Sustainability@Hamline

Environmental Studies Internships

The beginning, middle, and end of the internship prompt three different kinds of supportive writing. Here are the requirements below:

At the beginning of the internship, when you fill out the internship paperwork with the Career Development Center:

Please write with with your internship advisor a brief description of your academic learning objectives for your internship, including a short discussion of some of the fundamental building blocks of knowledge (explanations and theories from your concentration, for example) that led you to choose the topic and site of your internship -- this is the guiding document you will use to focus and describe what you're learning in your internship work. Although you are not required to know what you will write your internship paper about at the start, this opening essay provides an opportunity to explore some questions you would like to explore, and to share these with your internship supervisor(s), to increase the chances that your internship tasks will cultivate the knowledge necessary to complete the essay you'd like to write.

Please support that brief description with a bibliography including at least two citations that refer to texts or articles that you will use in the internship or that provide information concerning your academic objectives.
 

During the middle phase of the internship:

You will write weekly blog-style entries, briefly reflecting on and describing what you are learning in your internship, how the internship is affecting you, and how you have been navigating the task of setting goals and carrying them out in the context of that week in the internship. Good prompting questions include: What have you been working on and what will you be working on in the last week? Do you understand clearly the nature of the work required? How are your relationships with your coworkers? Would you recommend that another student do an internship where you're doing yours? Would you consider a career in this area?

These weekly essays should be no longer than 1 page in length. They do not need to be made public, but a summary paragraph should be shared with your internship advisor and the rest of the current interns. It is not required that these essays be used to set goals and create workplans for the upcoming week, but that is a recommended starting place, because regular writing is useful for assessing how well existing activities are meeting your (and your internship site) goals, and giving you (and your advisors and colleagues) tools for revising activities and plans as appropriate.

At least one of these reflections every three weeks should be refined into a brief public essay, for a total of four public posts describing the trajectory of your internship.

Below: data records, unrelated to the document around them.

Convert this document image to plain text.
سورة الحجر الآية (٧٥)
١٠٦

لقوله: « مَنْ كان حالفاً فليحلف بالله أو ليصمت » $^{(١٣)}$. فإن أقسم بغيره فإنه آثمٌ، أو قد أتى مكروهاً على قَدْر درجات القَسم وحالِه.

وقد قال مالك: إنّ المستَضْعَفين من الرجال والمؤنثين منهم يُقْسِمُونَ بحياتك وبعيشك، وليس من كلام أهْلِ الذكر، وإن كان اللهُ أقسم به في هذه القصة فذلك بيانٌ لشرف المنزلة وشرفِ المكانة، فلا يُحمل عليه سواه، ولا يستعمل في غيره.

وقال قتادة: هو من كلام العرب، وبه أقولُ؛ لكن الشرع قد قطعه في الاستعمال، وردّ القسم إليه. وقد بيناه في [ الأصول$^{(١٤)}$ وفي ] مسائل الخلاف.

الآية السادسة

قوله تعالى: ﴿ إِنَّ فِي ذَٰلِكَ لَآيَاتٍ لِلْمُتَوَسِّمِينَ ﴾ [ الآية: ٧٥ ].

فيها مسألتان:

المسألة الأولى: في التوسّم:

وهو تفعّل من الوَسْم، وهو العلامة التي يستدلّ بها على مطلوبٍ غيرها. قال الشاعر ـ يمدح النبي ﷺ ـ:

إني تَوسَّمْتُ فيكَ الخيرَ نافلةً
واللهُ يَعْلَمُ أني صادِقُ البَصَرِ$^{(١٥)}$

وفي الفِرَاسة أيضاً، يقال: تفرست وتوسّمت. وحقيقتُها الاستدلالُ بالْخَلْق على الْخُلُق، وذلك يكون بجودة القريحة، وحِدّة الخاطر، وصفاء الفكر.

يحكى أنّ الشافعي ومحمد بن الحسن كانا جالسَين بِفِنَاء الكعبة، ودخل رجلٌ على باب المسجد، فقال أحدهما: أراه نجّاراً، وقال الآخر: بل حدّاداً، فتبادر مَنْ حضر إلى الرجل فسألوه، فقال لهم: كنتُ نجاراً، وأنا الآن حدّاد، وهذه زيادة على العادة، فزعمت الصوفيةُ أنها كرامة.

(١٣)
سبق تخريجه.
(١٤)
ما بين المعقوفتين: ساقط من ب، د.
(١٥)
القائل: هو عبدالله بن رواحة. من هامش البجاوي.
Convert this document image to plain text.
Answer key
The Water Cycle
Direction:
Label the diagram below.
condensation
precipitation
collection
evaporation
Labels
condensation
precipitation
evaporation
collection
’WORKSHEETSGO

During this middle part of the internship, you should start work on a ~5-10 page paper bringing academic analysis to a topic encountered in the internship. This paper should involve a substantial amount of library research, resulting in at least ten literature citations in the paper. Ideally, these citations should include both academic and practitioner perspectives on the topic, relating the analysis both to academic audiences related to environmental studies and also to community audiences interested in your internship site. The paper should delve more deeply into a topic related to your internship than the internship itself allows, and should be developed in consultation with your academic advisor. (The midpoint check in for the internship provides a good reminder to check in with your academic advisor for the internship about this paper if you have not already done so.)


At the end of the internship:

Please write a 1-2 page overview of the internship to post on the Environmental Studies website, providing a guide to future students, community members, or researchers about the structure of your internship and the state of the work you were engaged in at the time of the internship. How did you find and arrange the internship? What were the key tasks and important skills used during the internship? What activities, relationships, and learning had the most impact on you, and on the community you were interning with?

Please include at least two photographs showing you at your internship in this overview essay!